Ese método que inventó, mezcla hábitos saludables de varios orígenes, principalmente vinculados a tradiciones tibetanas, del yoga y de bienestar emocional en general. Su método combina tres pilares fundamentales: respiración, agua fría y enfoque mental.
En lo personal, llegué a este método buscando respirar mejor. Encontré en Wim Hof un buen guía y la inmersión en agua fría, un desafío interesante, luego de practicar meses por internet, encontré un lugar en Santiago que entregaba estas sesiones. La Nave.
Corte directo: me enamoré del método, comencé a practicarlo diariamente como terapeuta. Entregando yo la sanación mediante la respiración, el agua fría y el enfoque mental. Me preparé con Alan Iceman, con Joep aan den Boom en Suiza y me certifiqué en Colombia en Ice Yoga Method, otra aplicación del mismo sistema.

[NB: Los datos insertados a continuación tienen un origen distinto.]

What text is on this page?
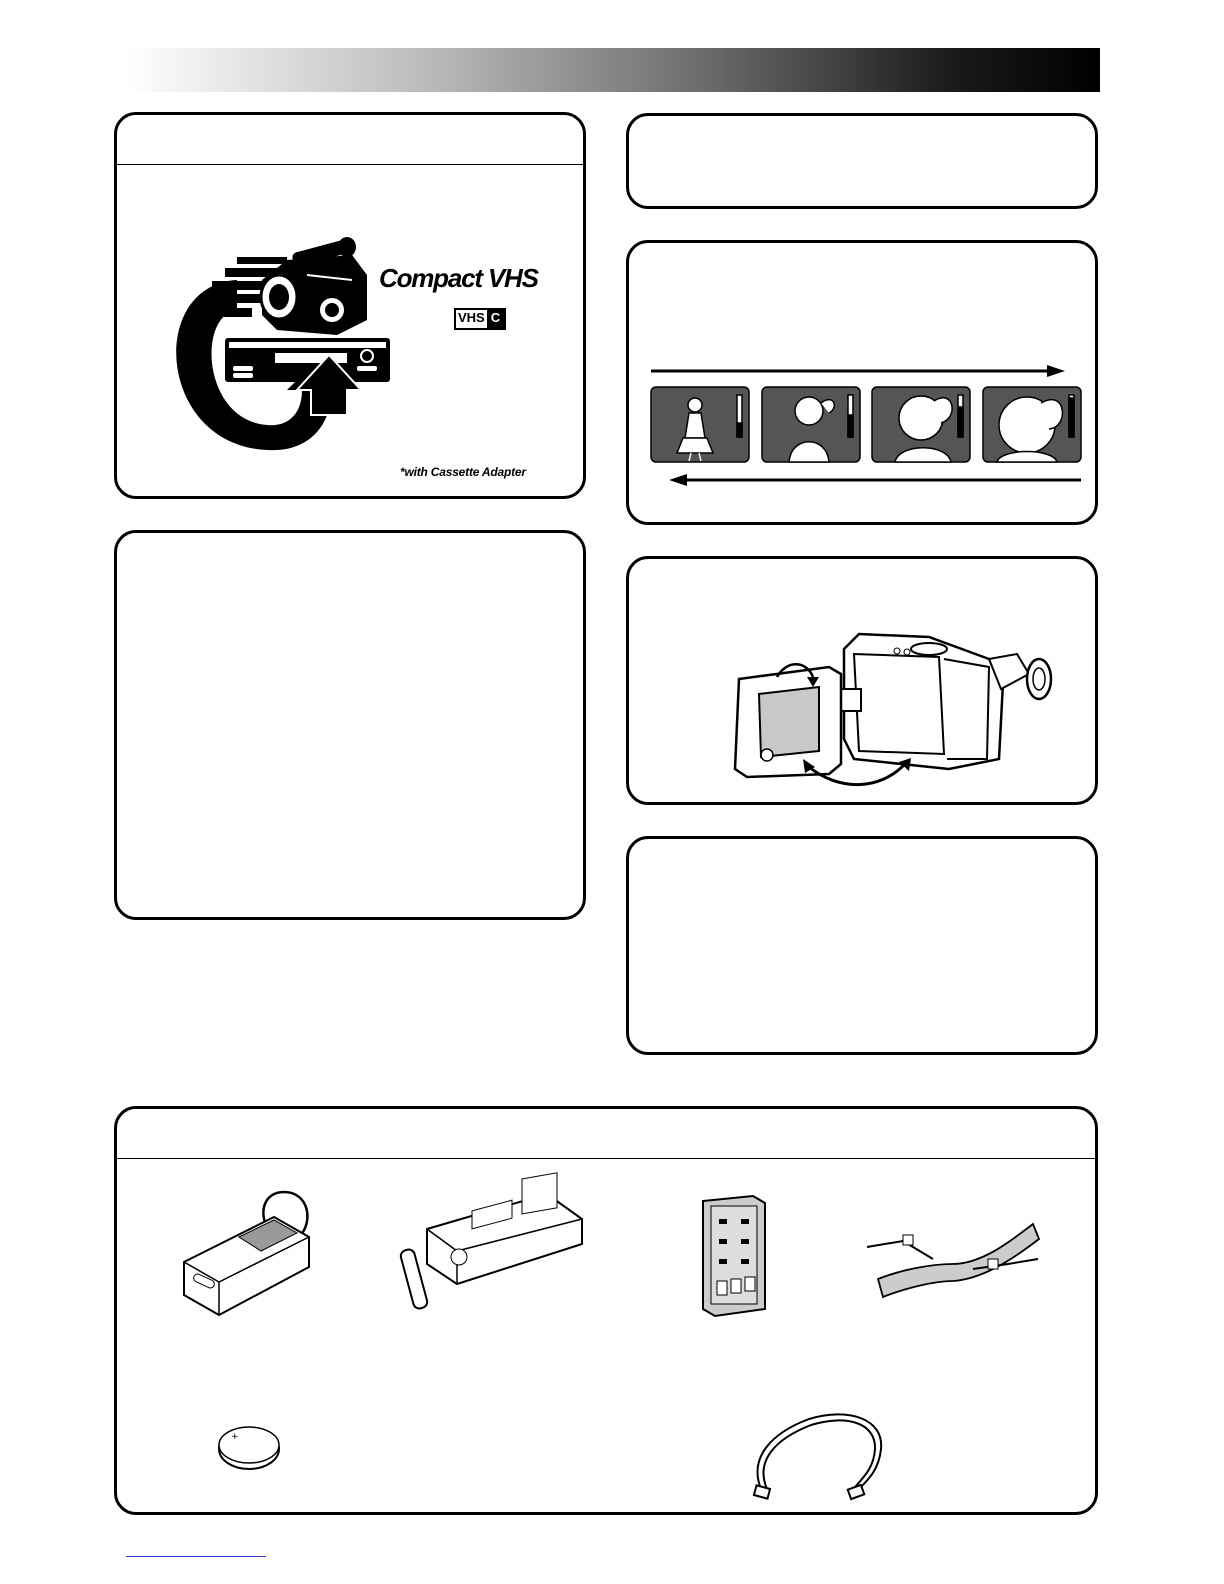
Compact VHS
VHS C
*with Cassette Adapter
+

ALGUNOS BENEFICIOS DEL AGUA FRÍA:
- Activa el sistema nervioso simpático, aumentando la alerta y la energía.
- Estimula la liberación de noradrenalina, mejorando la concentración, memoria y estado de ánimo.
- Tiene un efecto energizante natural, por lo que ayuda con síntomas de fatiga crónica.
- Reduce inflamación en músculos y articulaciones por la contracción de los vasos sanguíneos.
- Favorece la circulación sanguínea al combinar la vasoconstricción con los movimientos de termorregulación posteriores.
- Mejora el sistema inmune al aumentar la producción de glóbulos blancos y estimular la producción de hormonas tiroideas que participan en la termogénesis.
- «Recablea» tu respuesta a situaciones de estrés, privilegiando el uso de la respiración ante momentos de alto cortisol.